Jon Levy, professor and chair of the Department of Environmental Health at Boston University's School of Public Health went viral last week on Twitter for wearing a N-95 mask in his office while he was on a Zoom call.
Then he went viral again among the Covid-forever types when he tweeted out an insanely long thread to justify his unreasonable neurosis.
You can read it all, it's 21 tweets long and mostly just repeating talking points of Covid obsessed people who rationalize their continued fearful behavior.
(You're killing the ocean creatures with your expensive habits, Jon)
But here's the ACTUAL crazy thing. Our taxpayer-funded National Public Radio interviewed him in order to try to lend some sort of credibility to this Covid crazy.
To truly understand the insanity, I suggest listening to the interview, but I'll examine the transcript for you here and explain just why everything he says is, indeed, insane.
PFEIFFER: At BU, where you work, wearing a mask is optional, but you were doing it anyway, even on a video call in virtual isolation. Why take that extreme level of precaution?
LEVY: Even though I was on a video call, obviously, I was in a physical space, which is my office, and it shares air with other offices and with the bathrooms that are just across the hall from my office.

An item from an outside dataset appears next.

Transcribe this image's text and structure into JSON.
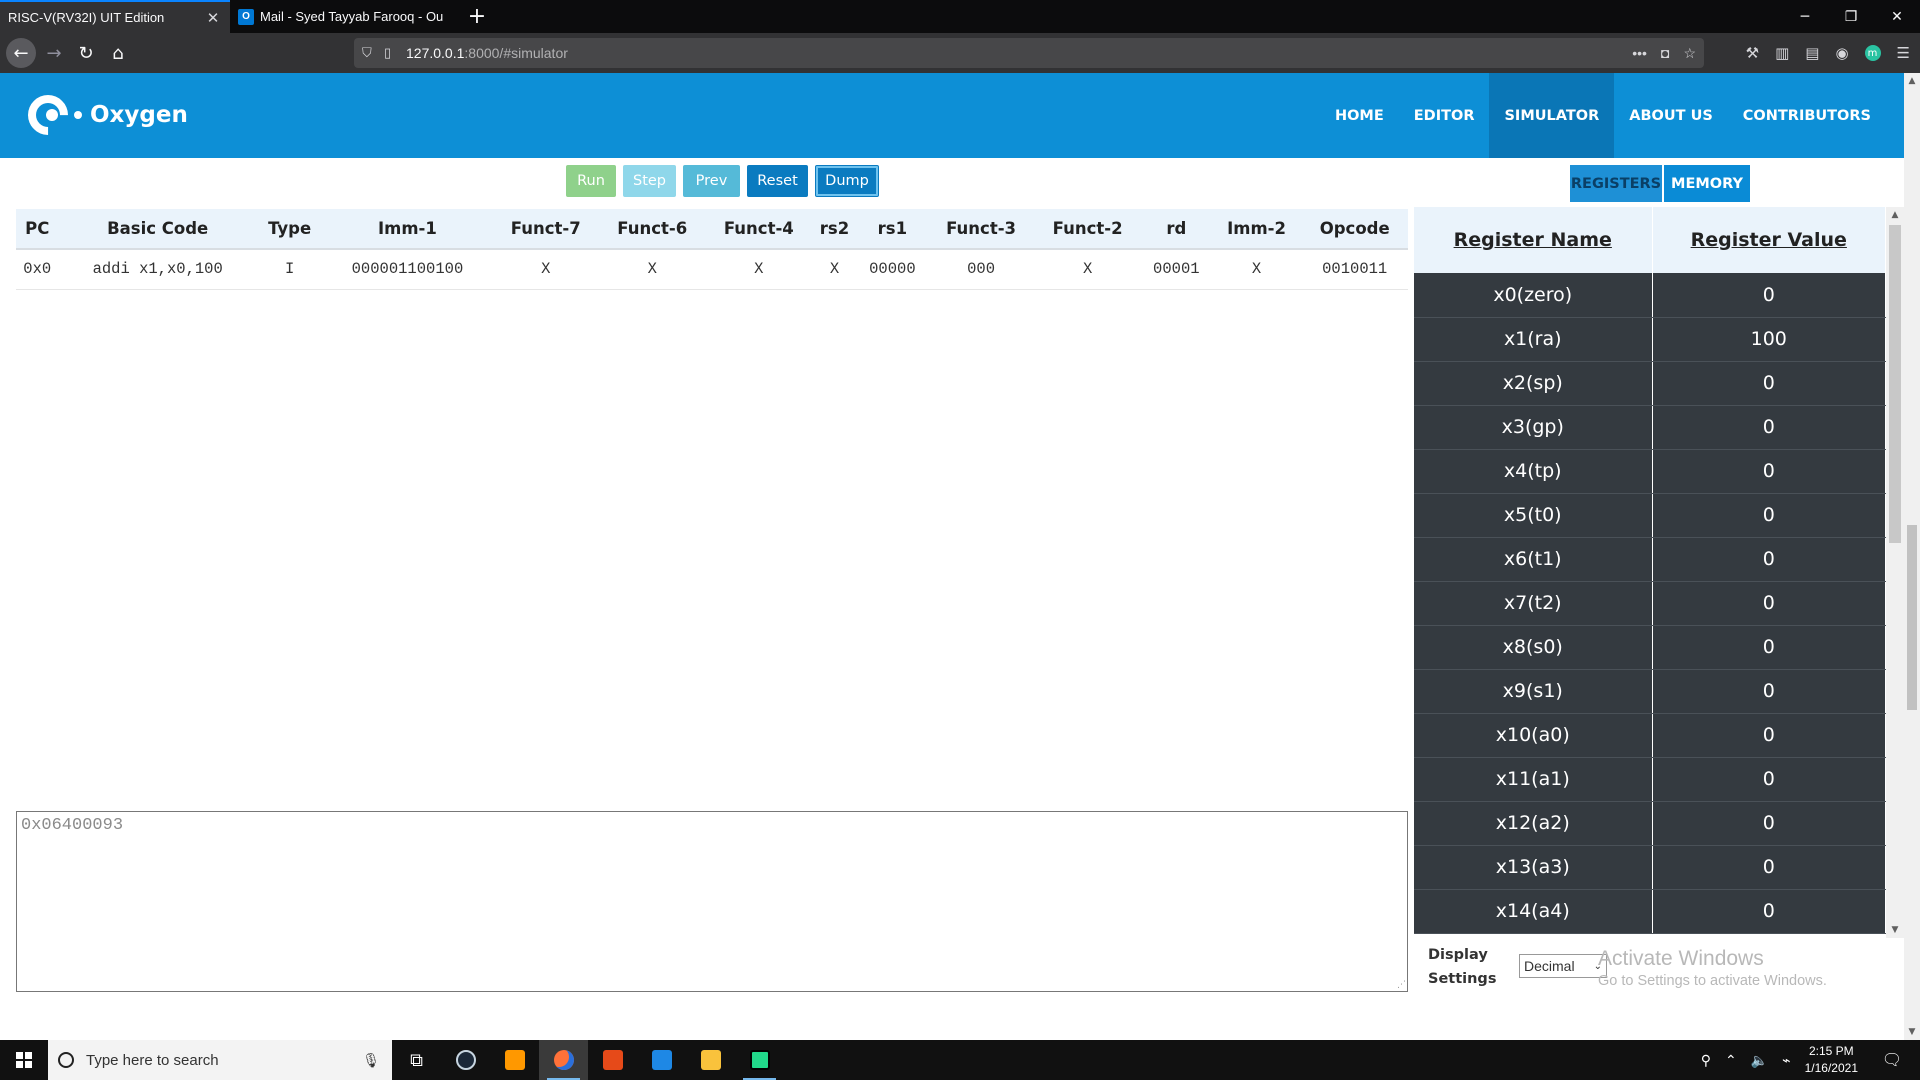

It's important, I think, to remember that COVID is transmitted through the air, and it can linger for a long time. As I mentioned on Twitter, you know, I have a spouse who treats COVID patients. I have kids who are in schools where masking is optional. And so I could be a source at any point in time to my department. And, of course, there are other people, students and faculty, who could be sources to me. And so wearing a mask protects me from others and protects others from me.

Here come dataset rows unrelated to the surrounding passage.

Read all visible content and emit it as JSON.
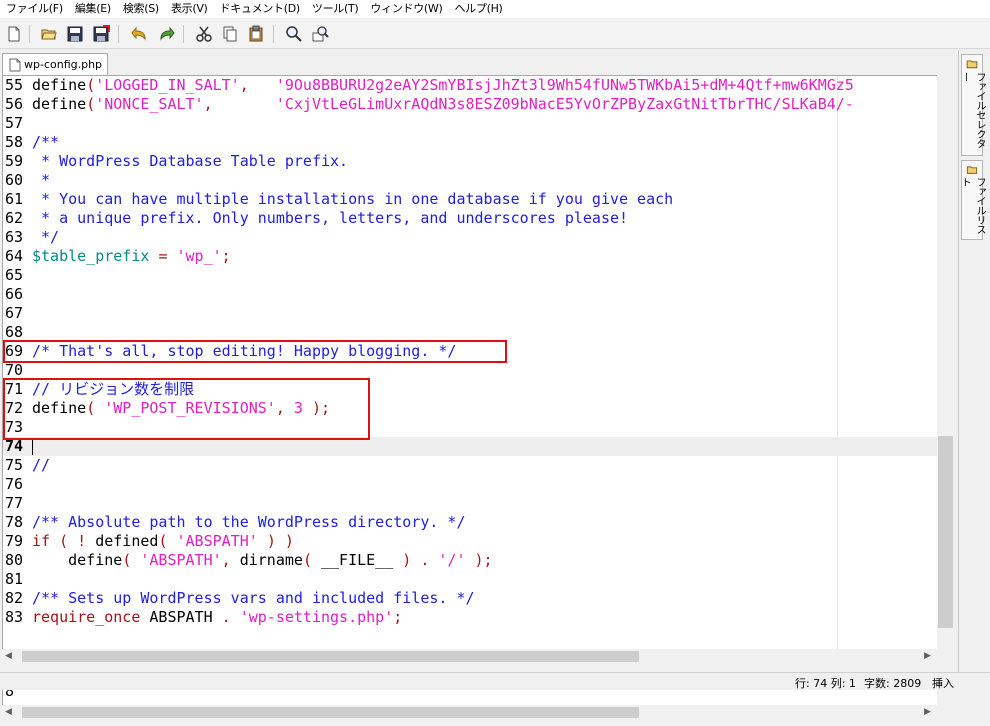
{
  "menu": [
    "ファイル(F)",
    "編集(E)",
    "検索(S)",
    "表示(V)",
    "ドキュメント(D)",
    "ツール(T)",
    "ウィンドウ(W)",
    "ヘルプ(H)"
  ],
  "toolbar": {
    "icons": [
      "new-file-icon",
      "open-folder-icon",
      "save-icon",
      "save-all-icon",
      "undo-icon",
      "redo-icon",
      "cut-icon",
      "copy-icon",
      "paste-icon",
      "search-icon",
      "replace-icon"
    ]
  },
  "tab": {
    "label": "wp-config.php"
  },
  "editor": {
    "current_line": 74,
    "lines": [
      {
        "num": "55",
        "tokens": [
          [
            "",
            "define"
          ],
          [
            "punc",
            "("
          ],
          [
            "str",
            "'LOGGED_IN_SALT'"
          ],
          [
            "punc",
            ","
          ],
          [
            "",
            "   "
          ],
          [
            "str",
            "'9Ou8BBURU2g2eAY2SmYBIsjJhZt3l9Wh54fUNw5TWKbAi5+dM+4Qtf+mw6KMGz5"
          ]
        ]
      },
      {
        "num": "56",
        "tokens": [
          [
            "",
            "define"
          ],
          [
            "punc",
            "("
          ],
          [
            "str",
            "'NONCE_SALT'"
          ],
          [
            "punc",
            ","
          ],
          [
            "",
            "       "
          ],
          [
            "str",
            "'CxjVtLeGLimUxrAQdN3s8ESZ09bNacE5YvOrZPByZaxGtNitTbrTHC/SLKaB4/-"
          ]
        ]
      },
      {
        "num": "57",
        "tokens": []
      },
      {
        "num": "58",
        "tokens": [
          [
            "cmt",
            "/**"
          ]
        ]
      },
      {
        "num": "59",
        "tokens": [
          [
            "cmt",
            " * WordPress Database Table prefix."
          ]
        ]
      },
      {
        "num": "60",
        "tokens": [
          [
            "cmt",
            " *"
          ]
        ]
      },
      {
        "num": "61",
        "tokens": [
          [
            "cmt",
            " * You can have multiple installations in one database if you give each"
          ]
        ]
      },
      {
        "num": "62",
        "tokens": [
          [
            "cmt",
            " * a unique prefix. Only numbers, letters, and underscores please!"
          ]
        ]
      },
      {
        "num": "63",
        "tokens": [
          [
            "cmt",
            " */"
          ]
        ]
      },
      {
        "num": "64",
        "tokens": [
          [
            "var",
            "$table_prefix"
          ],
          [
            "",
            " "
          ],
          [
            "punc",
            "="
          ],
          [
            "",
            " "
          ],
          [
            "str",
            "'wp_'"
          ],
          [
            "punc",
            ";"
          ]
        ]
      },
      {
        "num": "65",
        "tokens": []
      },
      {
        "num": "66",
        "tokens": []
      },
      {
        "num": "67",
        "tokens": []
      },
      {
        "num": "68",
        "tokens": []
      },
      {
        "num": "69",
        "tokens": [
          [
            "cmt",
            "/* That's all, stop editing! Happy blogging. */"
          ]
        ]
      },
      {
        "num": "70",
        "tokens": []
      },
      {
        "num": "71",
        "tokens": [
          [
            "cmt",
            "// リビジョン数を制限"
          ]
        ]
      },
      {
        "num": "72",
        "tokens": [
          [
            "",
            "define"
          ],
          [
            "punc",
            "("
          ],
          [
            "",
            " "
          ],
          [
            "str",
            "'WP_POST_REVISIONS'"
          ],
          [
            "punc",
            ","
          ],
          [
            "",
            " "
          ],
          [
            "str",
            "3"
          ],
          [
            "",
            " "
          ],
          [
            "punc",
            ");"
          ]
        ]
      },
      {
        "num": "73",
        "tokens": []
      },
      {
        "num": "74",
        "tokens": []
      },
      {
        "num": "75",
        "tokens": [
          [
            "cmt",
            "//"
          ]
        ]
      },
      {
        "num": "76",
        "tokens": []
      },
      {
        "num": "77",
        "tokens": []
      },
      {
        "num": "78",
        "tokens": [
          [
            "cmt",
            "/** Absolute path to the WordPress directory. */"
          ]
        ]
      },
      {
        "num": "79",
        "tokens": [
          [
            "kw",
            "if"
          ],
          [
            "",
            " "
          ],
          [
            "punc",
            "("
          ],
          [
            "",
            " "
          ],
          [
            "punc",
            "!"
          ],
          [
            "",
            " defined"
          ],
          [
            "punc",
            "("
          ],
          [
            "",
            " "
          ],
          [
            "str",
            "'ABSPATH'"
          ],
          [
            "",
            " "
          ],
          [
            "punc",
            ")"
          ],
          [
            "",
            " "
          ],
          [
            "punc",
            ")"
          ]
        ]
      },
      {
        "num": "80",
        "tokens": [
          [
            "",
            "    define"
          ],
          [
            "punc",
            "("
          ],
          [
            "",
            " "
          ],
          [
            "str",
            "'ABSPATH'"
          ],
          [
            "punc",
            ","
          ],
          [
            "",
            " dirname"
          ],
          [
            "punc",
            "("
          ],
          [
            "",
            " __FILE__ "
          ],
          [
            "punc",
            ")"
          ],
          [
            "",
            " "
          ],
          [
            "punc",
            "."
          ],
          [
            "",
            " "
          ],
          [
            "str",
            "'/'"
          ],
          [
            "",
            " "
          ],
          [
            "punc",
            ");"
          ]
        ]
      },
      {
        "num": "81",
        "tokens": []
      },
      {
        "num": "82",
        "tokens": [
          [
            "cmt",
            "/** Sets up WordPress vars and included files. */"
          ]
        ]
      },
      {
        "num": "83",
        "tokens": [
          [
            "kw",
            "require_once"
          ],
          [
            "",
            " ABSPATH "
          ],
          [
            "punc",
            "."
          ],
          [
            "",
            " "
          ],
          [
            "str",
            "'wp-settings.php'"
          ],
          [
            "punc",
            ";"
          ]
        ]
      }
    ]
  },
  "side_panel": {
    "tabs": [
      "ファイルセレクター",
      "ファイルリスト"
    ]
  },
  "status": {
    "position": "行: 74 列: 1",
    "chars": "字数: 2809",
    "mode": "挿入"
  },
  "lower_pane": {
    "text": "8"
  }
}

Okay, so after this answer, a serious interviewer's follow-up question would be to ask WHY he thinks he could spread Covid even through the walls and the air duct systems.
A serious interviewer would ask "what's your evidence for masking being effective?"

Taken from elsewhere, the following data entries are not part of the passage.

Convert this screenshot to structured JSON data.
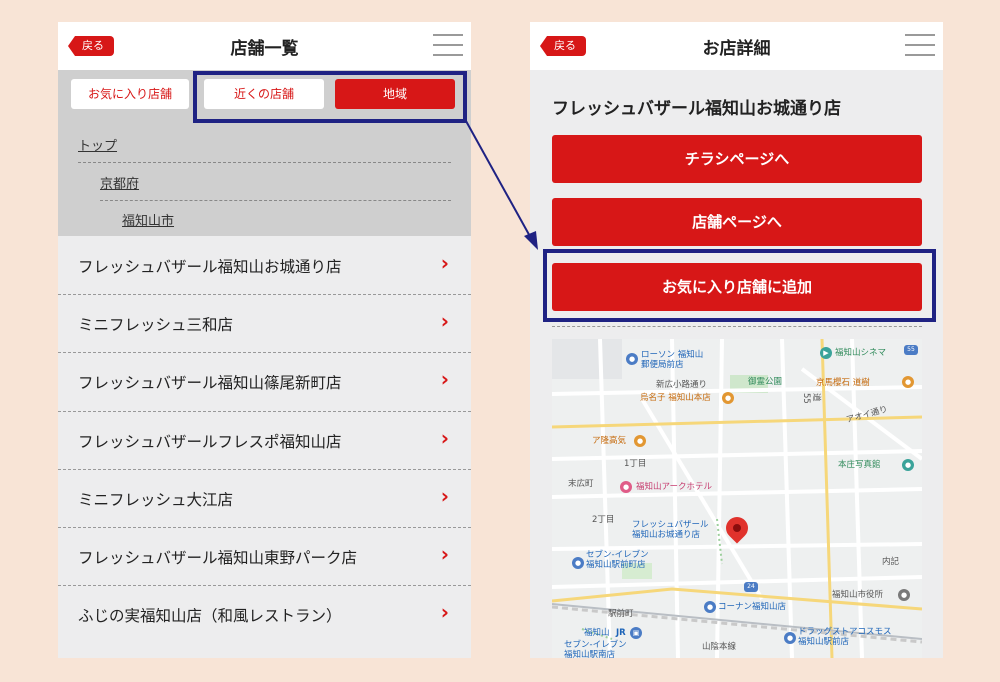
{
  "left": {
    "header": {
      "back_label": "戻る",
      "title": "店舗一覧"
    },
    "filters": {
      "favorites": "お気に入り店舗",
      "nearby": "近くの店舗",
      "region": "地域"
    },
    "breadcrumb": [
      "トップ",
      "京都府",
      "福知山市"
    ],
    "stores": [
      "フレッシュバザール福知山お城通り店",
      "ミニフレッシュ三和店",
      "フレッシュバザール福知山篠尾新町店",
      "フレッシュバザールフレスポ福知山店",
      "ミニフレッシュ大江店",
      "フレッシュバザール福知山東野パーク店",
      "ふじの実福知山店（和風レストラン）"
    ],
    "chevron": "›"
  },
  "right": {
    "header": {
      "back_label": "戻る",
      "title": "お店詳細"
    },
    "store_name": "フレッシュバザール福知山お城通り店",
    "buttons": {
      "flyer": "チラシページへ",
      "store_page": "店舗ページへ",
      "add_favorite": "お気に入り店舗に追加"
    },
    "map_labels": {
      "lawson": "ローソン 福知山\n郵便局前店",
      "cinema": "福知山シネマ",
      "new_road": "新広小路通り",
      "karasu": "烏名子 福知山本店",
      "park": "御霊公園",
      "kyouto_gem": "京馬櫻石 道樹",
      "aoi": "アオイ通り",
      "route": "道\n55",
      "ap": "ア隆高気",
      "itchome": "1丁目",
      "suehiro": "末広町",
      "hotel": "福知山アークホテル",
      "camera": "本庄写真館",
      "nichome": "2丁目",
      "store_pin": "フレッシュバザール\n福知山お城通り店",
      "seven1": "セブン-イレブン\n福知山駅前町店",
      "uchiki": "内記",
      "konan": "コーナン福知山店",
      "ekimae": "駅前町",
      "cityhall": "福知山市役所",
      "station": "福知山",
      "jr": "JR",
      "drug": "ドラッグストアコスモス\n福知山駅前店",
      "line": "山陰本線",
      "seven2": "セブン-イレブン\n福知山駅南店",
      "route24": "24",
      "route55": "55"
    }
  },
  "colors": {
    "brand_red": "#d71717",
    "highlight_navy": "#1f2283",
    "background": "#f8e4d6"
  }
}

But that's not what we get.
PFEIFFER: Someone screenshotted a picture of you in your mask and shared it with other people. And it sounds like there was some pretty extreme feedback. What kind of reactions did you get?
LEVY: So the the context was on a Zoom to discuss the potential need for more public health protections. And I think some people saw the fact that I was wearing a mask on the Zoom and thought that that was some sort of signal, an attempt to frighten people or virtue signal or just some sense that I was not approaching this in a fair-minded way. And so I think that, you know, the image was shared to sort of perhaps undermine my argument or say that I was, you know, going over the top with COVID.
Next, our taxpayer-funded media doesn't ask him a question about his reasoning, they just let him make his case without any evidence and then ask him what it's like being a victim of online hate.
(AND WHAT ABOUT THE OCEAN CREATURES DYING FROM ALL THOSE MASKS? C'MON, NPR!)
Maybe this is controversial, but it's okay to think someone wearing a mask alone in a room is acting extremely illogically. Why aren't we asking him why his extreme measures contradict even the most strict CDC recommendations?
Levy goes on to explain how it's not a big deal to wear a mask alone in a room. It seems like Covid mania has affected his brain and broken him.
These people cannot go back to normal. They are completely sold on masking forever.